The position, depth, etc. of 7 are calculated. The thickness of the object 35 is displayed on the display 29, and information such as the position and depth of the crack 37 is displayed on the display 31.

In this way, in this embodiment, in addition to the thickness of the test object, information regarding defects in the test object can also be measured.

〔Effect of the invention〕

As described in detail above, according to the present invention, it is possible to measure not only the thickness of the object but also data such as the position and depth of defects such as cracks in the object.

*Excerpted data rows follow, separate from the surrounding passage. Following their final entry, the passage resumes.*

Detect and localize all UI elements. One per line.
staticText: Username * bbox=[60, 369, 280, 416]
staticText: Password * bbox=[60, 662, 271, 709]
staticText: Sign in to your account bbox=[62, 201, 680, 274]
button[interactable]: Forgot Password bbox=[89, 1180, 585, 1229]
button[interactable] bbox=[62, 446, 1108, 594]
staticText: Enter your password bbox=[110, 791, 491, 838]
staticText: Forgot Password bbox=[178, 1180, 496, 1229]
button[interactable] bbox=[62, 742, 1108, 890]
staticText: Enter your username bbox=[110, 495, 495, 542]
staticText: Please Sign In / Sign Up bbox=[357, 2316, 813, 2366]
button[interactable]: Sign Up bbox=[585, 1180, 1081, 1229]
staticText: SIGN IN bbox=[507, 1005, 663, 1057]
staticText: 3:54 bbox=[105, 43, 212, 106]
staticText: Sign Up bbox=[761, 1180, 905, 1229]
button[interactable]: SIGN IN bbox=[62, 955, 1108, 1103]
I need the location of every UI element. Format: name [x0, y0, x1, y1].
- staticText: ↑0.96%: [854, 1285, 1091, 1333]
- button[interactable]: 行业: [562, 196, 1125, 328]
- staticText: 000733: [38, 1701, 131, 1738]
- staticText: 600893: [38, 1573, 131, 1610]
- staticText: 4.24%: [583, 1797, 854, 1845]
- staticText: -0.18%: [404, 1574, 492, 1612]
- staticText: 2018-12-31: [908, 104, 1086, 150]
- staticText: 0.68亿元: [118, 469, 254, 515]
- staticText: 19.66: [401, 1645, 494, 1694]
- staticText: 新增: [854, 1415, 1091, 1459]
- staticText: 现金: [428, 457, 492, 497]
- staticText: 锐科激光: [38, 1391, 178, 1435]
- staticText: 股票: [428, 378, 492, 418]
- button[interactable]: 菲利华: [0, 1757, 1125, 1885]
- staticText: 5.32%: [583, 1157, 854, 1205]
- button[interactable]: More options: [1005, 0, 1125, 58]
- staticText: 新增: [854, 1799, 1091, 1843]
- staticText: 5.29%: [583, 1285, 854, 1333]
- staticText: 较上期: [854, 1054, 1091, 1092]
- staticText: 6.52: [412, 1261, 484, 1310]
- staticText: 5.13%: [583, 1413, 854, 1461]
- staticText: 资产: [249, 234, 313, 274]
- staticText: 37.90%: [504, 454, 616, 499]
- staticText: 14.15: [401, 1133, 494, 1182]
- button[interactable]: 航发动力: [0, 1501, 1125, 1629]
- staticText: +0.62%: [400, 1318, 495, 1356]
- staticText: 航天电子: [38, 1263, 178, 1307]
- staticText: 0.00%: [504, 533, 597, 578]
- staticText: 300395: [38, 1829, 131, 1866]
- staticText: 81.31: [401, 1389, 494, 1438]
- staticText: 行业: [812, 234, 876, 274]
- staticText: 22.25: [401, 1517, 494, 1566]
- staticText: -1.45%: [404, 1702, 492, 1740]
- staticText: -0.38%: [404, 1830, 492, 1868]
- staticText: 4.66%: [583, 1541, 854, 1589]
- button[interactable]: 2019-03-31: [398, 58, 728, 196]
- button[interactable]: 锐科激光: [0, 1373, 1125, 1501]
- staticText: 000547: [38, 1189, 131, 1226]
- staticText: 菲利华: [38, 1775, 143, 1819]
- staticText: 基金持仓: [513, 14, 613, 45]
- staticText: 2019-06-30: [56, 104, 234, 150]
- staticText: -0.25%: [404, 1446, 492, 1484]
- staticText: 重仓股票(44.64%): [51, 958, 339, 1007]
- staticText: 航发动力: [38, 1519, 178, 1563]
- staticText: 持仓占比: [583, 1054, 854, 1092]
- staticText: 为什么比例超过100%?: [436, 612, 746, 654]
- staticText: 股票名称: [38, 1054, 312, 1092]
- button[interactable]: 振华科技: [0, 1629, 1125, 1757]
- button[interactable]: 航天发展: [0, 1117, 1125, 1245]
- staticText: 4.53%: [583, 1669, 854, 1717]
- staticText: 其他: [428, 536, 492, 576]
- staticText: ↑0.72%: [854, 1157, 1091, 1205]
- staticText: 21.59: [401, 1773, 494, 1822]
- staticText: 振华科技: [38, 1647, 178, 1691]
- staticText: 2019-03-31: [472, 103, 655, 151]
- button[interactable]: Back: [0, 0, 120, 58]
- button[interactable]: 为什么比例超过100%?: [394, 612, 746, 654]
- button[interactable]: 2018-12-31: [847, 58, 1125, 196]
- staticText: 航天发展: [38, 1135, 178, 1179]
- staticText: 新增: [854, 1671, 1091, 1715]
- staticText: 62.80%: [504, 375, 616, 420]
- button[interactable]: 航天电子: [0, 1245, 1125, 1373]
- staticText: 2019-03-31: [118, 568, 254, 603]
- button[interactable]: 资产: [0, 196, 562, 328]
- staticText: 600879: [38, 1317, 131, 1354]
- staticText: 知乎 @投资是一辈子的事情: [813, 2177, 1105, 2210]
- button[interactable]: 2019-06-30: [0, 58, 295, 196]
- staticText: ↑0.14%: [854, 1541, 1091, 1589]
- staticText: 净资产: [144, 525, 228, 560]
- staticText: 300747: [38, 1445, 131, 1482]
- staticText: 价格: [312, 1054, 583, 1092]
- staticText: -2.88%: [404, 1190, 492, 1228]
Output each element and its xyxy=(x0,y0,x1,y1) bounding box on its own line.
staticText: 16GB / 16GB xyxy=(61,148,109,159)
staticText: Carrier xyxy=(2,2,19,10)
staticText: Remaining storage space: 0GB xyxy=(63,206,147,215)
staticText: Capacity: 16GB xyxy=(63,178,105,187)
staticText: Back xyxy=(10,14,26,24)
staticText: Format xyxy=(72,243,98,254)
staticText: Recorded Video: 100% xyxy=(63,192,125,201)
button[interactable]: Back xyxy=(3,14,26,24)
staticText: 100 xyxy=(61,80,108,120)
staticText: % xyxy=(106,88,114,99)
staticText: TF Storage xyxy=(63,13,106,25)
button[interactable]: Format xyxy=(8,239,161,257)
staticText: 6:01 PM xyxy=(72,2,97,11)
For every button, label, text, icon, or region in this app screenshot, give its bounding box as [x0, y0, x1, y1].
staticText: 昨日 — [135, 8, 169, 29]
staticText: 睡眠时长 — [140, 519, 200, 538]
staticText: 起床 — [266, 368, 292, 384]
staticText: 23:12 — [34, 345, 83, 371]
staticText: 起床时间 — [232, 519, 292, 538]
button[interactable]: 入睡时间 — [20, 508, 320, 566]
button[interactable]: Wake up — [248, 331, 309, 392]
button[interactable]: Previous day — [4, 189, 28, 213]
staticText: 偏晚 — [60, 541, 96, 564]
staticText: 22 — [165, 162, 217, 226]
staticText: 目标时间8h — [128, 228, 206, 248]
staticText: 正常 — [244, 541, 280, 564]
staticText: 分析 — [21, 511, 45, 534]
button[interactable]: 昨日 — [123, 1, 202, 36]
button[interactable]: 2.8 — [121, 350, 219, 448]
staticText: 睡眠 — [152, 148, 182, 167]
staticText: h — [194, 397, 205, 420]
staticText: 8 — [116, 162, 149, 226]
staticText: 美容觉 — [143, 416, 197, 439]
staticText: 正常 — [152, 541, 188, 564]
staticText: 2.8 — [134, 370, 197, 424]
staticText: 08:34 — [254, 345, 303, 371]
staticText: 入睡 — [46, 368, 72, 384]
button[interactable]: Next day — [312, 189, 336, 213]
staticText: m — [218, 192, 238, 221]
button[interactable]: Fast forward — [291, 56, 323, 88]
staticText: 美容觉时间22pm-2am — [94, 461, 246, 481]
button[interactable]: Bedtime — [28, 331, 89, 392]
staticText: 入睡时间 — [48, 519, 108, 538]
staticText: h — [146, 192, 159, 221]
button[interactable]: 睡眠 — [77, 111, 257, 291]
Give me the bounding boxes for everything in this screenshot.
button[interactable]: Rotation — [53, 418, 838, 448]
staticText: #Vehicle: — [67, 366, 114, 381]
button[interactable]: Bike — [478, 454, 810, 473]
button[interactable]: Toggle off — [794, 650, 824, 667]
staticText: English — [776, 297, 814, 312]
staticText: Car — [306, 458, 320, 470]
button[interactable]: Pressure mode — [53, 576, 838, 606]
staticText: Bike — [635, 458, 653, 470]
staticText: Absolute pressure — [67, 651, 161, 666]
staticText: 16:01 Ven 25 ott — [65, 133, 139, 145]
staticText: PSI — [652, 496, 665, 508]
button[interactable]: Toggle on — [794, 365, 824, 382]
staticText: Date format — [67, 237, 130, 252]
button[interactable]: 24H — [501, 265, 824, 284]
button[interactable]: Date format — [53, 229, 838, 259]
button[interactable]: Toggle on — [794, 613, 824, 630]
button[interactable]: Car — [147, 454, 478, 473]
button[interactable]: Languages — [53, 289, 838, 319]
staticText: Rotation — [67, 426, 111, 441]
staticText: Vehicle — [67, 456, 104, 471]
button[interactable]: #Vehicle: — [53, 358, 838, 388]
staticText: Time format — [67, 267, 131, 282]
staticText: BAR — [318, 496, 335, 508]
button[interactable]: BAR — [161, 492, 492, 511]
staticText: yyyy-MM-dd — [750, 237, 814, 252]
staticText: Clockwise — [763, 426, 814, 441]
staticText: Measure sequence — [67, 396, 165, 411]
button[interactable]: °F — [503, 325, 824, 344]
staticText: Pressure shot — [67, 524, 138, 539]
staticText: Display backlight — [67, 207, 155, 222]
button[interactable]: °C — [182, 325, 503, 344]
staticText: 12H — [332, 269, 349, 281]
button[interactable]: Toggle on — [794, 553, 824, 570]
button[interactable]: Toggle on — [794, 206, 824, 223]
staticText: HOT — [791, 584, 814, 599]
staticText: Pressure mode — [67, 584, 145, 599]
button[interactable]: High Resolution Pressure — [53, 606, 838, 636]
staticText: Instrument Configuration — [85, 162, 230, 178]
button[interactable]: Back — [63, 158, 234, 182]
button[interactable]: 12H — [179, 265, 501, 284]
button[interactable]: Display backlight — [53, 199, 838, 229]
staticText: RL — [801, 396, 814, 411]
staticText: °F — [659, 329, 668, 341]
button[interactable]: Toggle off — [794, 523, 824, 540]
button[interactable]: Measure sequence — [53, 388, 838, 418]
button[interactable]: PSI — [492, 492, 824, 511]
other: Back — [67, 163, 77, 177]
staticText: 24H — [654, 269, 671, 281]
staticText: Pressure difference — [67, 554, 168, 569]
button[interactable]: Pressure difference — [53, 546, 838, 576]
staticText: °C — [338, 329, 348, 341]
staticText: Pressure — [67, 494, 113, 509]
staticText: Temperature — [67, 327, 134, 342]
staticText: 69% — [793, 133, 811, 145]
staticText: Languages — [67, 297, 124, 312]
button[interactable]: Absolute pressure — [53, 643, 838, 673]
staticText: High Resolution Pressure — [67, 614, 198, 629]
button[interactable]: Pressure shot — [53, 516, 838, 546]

[Brief explanation of drawings]

Figure 1 is a block diagram of the configuration of the ultrasonic thickness measuring device, Figure 2 is a cross-sectional view of the probe, Figure 3 is a diagram explaining the thickness measurement operation when there is no defect in the specimen, and Figure 4 is the diagram of the specimen. FIG. 6 is a diagram illustrating a thickness measurement operation when a specimen has a defect. 3... Transmitter, 11, 13, 15.17... Vibrator, 25... Receiver, 27... Processing circuit. Figure 2 Figure 3 Figure 4-1

Claims (1)

[Scope of claims] Consisting of a transmitter that generates a transmission signal, and at least two transducers that vibrate in response to the transmission signal to generate ultrasound and irradiate the ultrasound at different input angles to the subject. a first transducer; a second transducer that receives the ultrasound reflected by the wave sample; a receiver that receives the signal sent from the second transducer; and processes the signal sent from the receiver. 1. An ultrasonic thickness measuring device comprising: a processing circuit that calculates data regarding the thickness of an object to be examined and defects that the object has.